Please note that a revised TVAAS audit report format was adopted during 2011/12 and will be used for all audits issued during 2012/13.

12Quality

TVAAS staff are committed to delivering a quality service to the highest professional standards that adds value to its customers. The Service actively monitors its performance and a customer satisfaction survey is issued with each draft audit report (excluding investigations). In addition, an annual survey is also carried out which examines the overall perception of the Service and its ability to add value and support the Council in meeting its objectives.
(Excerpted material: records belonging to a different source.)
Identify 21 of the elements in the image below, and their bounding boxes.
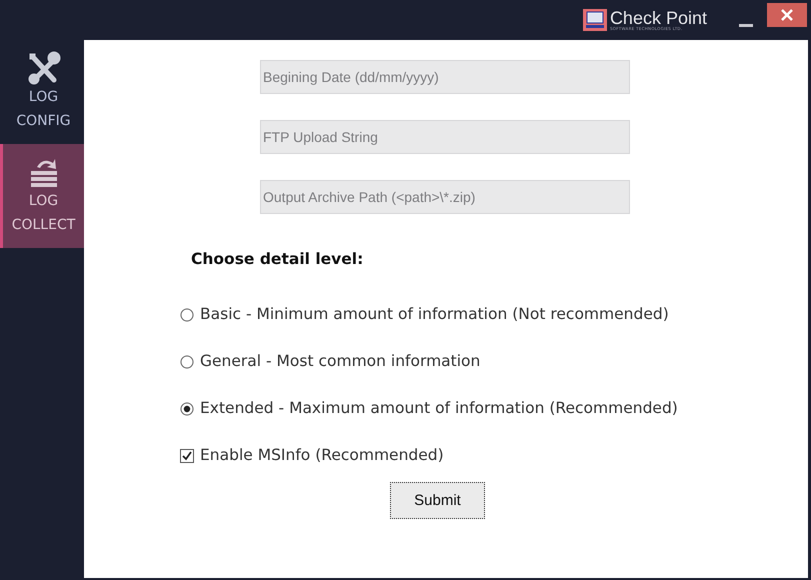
- close-button[interactable]: [767, 3, 807, 27]
- computer-logo-icon: [582, 9, 607, 31]
- option-label: General - Most common information: [200, 351, 480, 372]
- minimize-icon[interactable]: [739, 24, 753, 26]
- logo-text: Check Point: [610, 9, 707, 27]
- wrench-screwdriver-icon: [26, 51, 60, 85]
- close-icon: [780, 8, 794, 22]
- radio-button[interactable]: [180, 402, 194, 416]
- radio-button[interactable]: [180, 308, 194, 322]
- section-heading: Choose detail level:: [191, 250, 364, 268]
- submit-button[interactable]: Submit: [390, 482, 485, 519]
- checkbox[interactable]: [180, 448, 194, 462]
- input-field[interactable]: FTP Upload String: [260, 120, 630, 154]
- checkbox-label: Enable MSInfo (Recommended): [200, 445, 444, 466]
- option-label: Extended - Maximum amount of information (Recommended): [200, 398, 678, 419]
- sidebar-item[interactable]: LOG CONFIG: [0, 40, 84, 144]
- option-label: Basic - Minimum amount of information (Not recommended): [200, 304, 669, 325]
- input-field[interactable]: Output Archive Path (<path>\*.zip): [260, 180, 630, 214]
- input-field[interactable]: Begining Date (dd/mm/yyyy): [260, 60, 630, 94]
- sidebar-item[interactable]: LOG COLLECT: [0, 144, 84, 248]
- radio-button[interactable]: [180, 354, 194, 368]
ACORPORATE AND CROSS CUTTING

Ref / Category / Audit Title / Days
Sav / Procurement
A review of the arrangements in place for ensuring that the Council’s procurement strategy and practices support value for money and the achievement of savings.
Central Services Risk Register RCS079 / 20
Sav / Budget Management/Savings Delivery
A review of the extent to which the Council is managing its budgets and responding to the ongoing Government funding cuts. There are risks associated with the proposed savings in terms of deliverability, quality of service provision and the impact upon the control environment. The audit proposes to focus on the progress being made by the directorates to deliver the proposed savings (if not covered by specific audits elsewhere) and the extent to which the risks are being managed. The savings areas to be examined will be agreed at the outset of the audit and may, if appropriate, be split into separate audits to be carried out at different points during the year.